I haven't set foot off my property in days. I try to walk 3 miles three times a week on non-busy local streets, keeping twenty feet away from everyone I encounter, but a certain languor is setting in as I don't see any familiar faces anymore and the best I can do is take virtual trips in this time of disquietude.
This is my favorite photograph from my favorite trip, a trip of eight days and seven nights down the Grand Canyon in 2008 with former classmates from the University of Colorado. They mostly graduated in 1974 or 1975 whereas I didn't make it out of CU until 1978, having a hiatus of several years working in the restaurant business wintering in Aspen and summering in Nantucket, "between semesters." It all worked out okay for me, except for the part of meeting my ex-wife on Nantucket, who turned out to be in my opinion a raging (high on the Trumpian scale) covert narcissist, which I believe is an impossible, destructive (to others) personality disorder.
I also enjoyed a trip to the great Northwest in 2012 as I completed my checklist of visiting everyone of the 48 lower states in my lifetime. My most poignant day was spent visiting Mt. St. Helens and realizing by first-hand observation the vastness of the natural disaster there in 1980.
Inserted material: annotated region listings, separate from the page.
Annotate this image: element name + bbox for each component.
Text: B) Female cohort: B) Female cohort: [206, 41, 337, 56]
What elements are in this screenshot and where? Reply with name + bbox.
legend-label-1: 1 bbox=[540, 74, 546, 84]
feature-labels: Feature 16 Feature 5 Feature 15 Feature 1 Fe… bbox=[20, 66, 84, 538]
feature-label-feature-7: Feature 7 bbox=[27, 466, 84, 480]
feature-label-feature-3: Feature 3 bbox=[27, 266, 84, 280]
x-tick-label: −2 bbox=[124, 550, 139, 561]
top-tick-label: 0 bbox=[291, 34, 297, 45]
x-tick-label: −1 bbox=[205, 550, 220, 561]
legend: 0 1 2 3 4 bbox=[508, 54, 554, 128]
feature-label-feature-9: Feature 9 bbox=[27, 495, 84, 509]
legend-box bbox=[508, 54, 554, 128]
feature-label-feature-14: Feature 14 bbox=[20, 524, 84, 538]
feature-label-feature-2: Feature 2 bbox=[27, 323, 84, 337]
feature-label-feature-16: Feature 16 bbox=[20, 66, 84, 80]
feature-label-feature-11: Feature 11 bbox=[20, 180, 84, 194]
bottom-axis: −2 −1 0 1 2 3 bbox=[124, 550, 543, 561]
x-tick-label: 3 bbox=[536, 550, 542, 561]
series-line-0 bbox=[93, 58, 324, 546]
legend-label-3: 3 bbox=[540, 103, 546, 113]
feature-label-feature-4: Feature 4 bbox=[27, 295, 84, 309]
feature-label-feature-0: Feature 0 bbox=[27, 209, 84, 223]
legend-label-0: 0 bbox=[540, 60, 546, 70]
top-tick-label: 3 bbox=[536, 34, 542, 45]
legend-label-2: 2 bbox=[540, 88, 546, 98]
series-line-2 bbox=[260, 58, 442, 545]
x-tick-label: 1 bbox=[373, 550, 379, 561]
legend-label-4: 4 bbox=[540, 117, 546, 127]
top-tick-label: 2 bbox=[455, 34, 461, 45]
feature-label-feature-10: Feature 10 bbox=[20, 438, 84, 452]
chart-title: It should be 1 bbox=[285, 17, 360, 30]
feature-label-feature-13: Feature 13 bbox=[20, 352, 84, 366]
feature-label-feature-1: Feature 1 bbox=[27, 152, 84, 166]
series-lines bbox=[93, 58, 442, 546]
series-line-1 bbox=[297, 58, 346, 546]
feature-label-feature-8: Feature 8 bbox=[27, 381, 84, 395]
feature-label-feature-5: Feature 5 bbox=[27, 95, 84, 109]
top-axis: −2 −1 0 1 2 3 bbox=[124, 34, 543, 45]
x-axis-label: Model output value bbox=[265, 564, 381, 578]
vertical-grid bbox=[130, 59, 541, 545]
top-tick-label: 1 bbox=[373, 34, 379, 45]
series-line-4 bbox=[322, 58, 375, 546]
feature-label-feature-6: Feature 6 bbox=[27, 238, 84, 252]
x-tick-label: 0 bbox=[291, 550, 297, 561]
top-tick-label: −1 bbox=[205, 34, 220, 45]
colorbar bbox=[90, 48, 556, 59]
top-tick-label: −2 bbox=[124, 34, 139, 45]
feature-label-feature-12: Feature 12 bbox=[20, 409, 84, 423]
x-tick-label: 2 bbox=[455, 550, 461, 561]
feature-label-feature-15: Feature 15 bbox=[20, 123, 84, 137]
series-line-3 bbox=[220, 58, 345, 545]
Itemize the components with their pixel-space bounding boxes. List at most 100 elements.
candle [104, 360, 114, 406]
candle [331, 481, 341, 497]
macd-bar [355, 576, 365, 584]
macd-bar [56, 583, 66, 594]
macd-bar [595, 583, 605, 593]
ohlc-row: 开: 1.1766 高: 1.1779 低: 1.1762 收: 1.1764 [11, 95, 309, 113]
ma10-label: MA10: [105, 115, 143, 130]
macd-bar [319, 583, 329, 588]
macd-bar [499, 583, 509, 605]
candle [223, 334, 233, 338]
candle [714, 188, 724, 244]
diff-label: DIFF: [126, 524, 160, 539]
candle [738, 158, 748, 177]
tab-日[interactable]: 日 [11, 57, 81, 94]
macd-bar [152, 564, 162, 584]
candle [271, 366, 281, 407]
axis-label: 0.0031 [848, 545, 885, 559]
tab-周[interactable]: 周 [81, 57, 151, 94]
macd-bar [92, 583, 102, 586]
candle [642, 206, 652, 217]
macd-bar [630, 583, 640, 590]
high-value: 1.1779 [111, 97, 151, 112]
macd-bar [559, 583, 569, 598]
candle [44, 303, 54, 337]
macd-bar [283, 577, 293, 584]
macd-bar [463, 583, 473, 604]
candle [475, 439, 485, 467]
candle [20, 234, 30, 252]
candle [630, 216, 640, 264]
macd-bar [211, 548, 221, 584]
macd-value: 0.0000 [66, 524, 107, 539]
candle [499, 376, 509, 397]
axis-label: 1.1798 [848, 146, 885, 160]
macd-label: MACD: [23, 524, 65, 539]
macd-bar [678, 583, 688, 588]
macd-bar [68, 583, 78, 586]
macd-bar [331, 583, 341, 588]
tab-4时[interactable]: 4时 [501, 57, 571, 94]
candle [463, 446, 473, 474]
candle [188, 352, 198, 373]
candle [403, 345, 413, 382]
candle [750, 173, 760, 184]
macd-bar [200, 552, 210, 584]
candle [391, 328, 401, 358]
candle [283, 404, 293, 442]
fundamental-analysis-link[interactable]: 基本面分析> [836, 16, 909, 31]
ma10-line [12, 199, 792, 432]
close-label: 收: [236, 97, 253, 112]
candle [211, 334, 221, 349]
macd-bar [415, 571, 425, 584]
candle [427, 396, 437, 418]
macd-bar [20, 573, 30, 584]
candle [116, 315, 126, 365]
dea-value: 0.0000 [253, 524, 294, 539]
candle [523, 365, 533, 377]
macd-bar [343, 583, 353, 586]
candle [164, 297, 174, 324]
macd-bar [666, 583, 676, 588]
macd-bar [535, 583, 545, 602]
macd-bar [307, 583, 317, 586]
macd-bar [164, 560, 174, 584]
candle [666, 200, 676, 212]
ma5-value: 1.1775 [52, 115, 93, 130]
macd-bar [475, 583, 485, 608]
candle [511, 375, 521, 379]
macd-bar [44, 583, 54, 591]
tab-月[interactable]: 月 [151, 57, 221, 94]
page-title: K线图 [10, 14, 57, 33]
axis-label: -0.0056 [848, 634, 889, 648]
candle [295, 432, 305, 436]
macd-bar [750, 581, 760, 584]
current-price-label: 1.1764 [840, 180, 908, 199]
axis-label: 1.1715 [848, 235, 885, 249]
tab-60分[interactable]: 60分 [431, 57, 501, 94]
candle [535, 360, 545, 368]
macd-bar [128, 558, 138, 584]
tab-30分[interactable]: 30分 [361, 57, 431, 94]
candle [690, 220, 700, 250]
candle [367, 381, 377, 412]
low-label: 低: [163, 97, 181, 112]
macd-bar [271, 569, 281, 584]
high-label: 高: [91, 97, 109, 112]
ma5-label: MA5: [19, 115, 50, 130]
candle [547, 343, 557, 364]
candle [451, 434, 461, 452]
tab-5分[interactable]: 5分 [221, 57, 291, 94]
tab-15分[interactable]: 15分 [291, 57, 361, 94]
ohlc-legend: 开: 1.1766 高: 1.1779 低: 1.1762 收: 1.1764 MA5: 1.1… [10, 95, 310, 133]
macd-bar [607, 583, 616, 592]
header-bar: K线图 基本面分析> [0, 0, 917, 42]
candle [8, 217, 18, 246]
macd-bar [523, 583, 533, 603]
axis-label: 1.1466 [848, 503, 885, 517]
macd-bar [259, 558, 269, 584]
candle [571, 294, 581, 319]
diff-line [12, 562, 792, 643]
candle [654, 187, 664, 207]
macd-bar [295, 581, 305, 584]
The most spectacular thing I saw on that trip was Crater Lake in Oregon, a vast caldera filled with blue-as-the-sky rainwater and snow runoff. Other than the Grand Canyon, it is the most memorable natural landscape I have seen. It was created by a volcanic blow-up fifty times greater than the Mt. St. Helens explosion and gradually filled in with water over the centuries to its current level.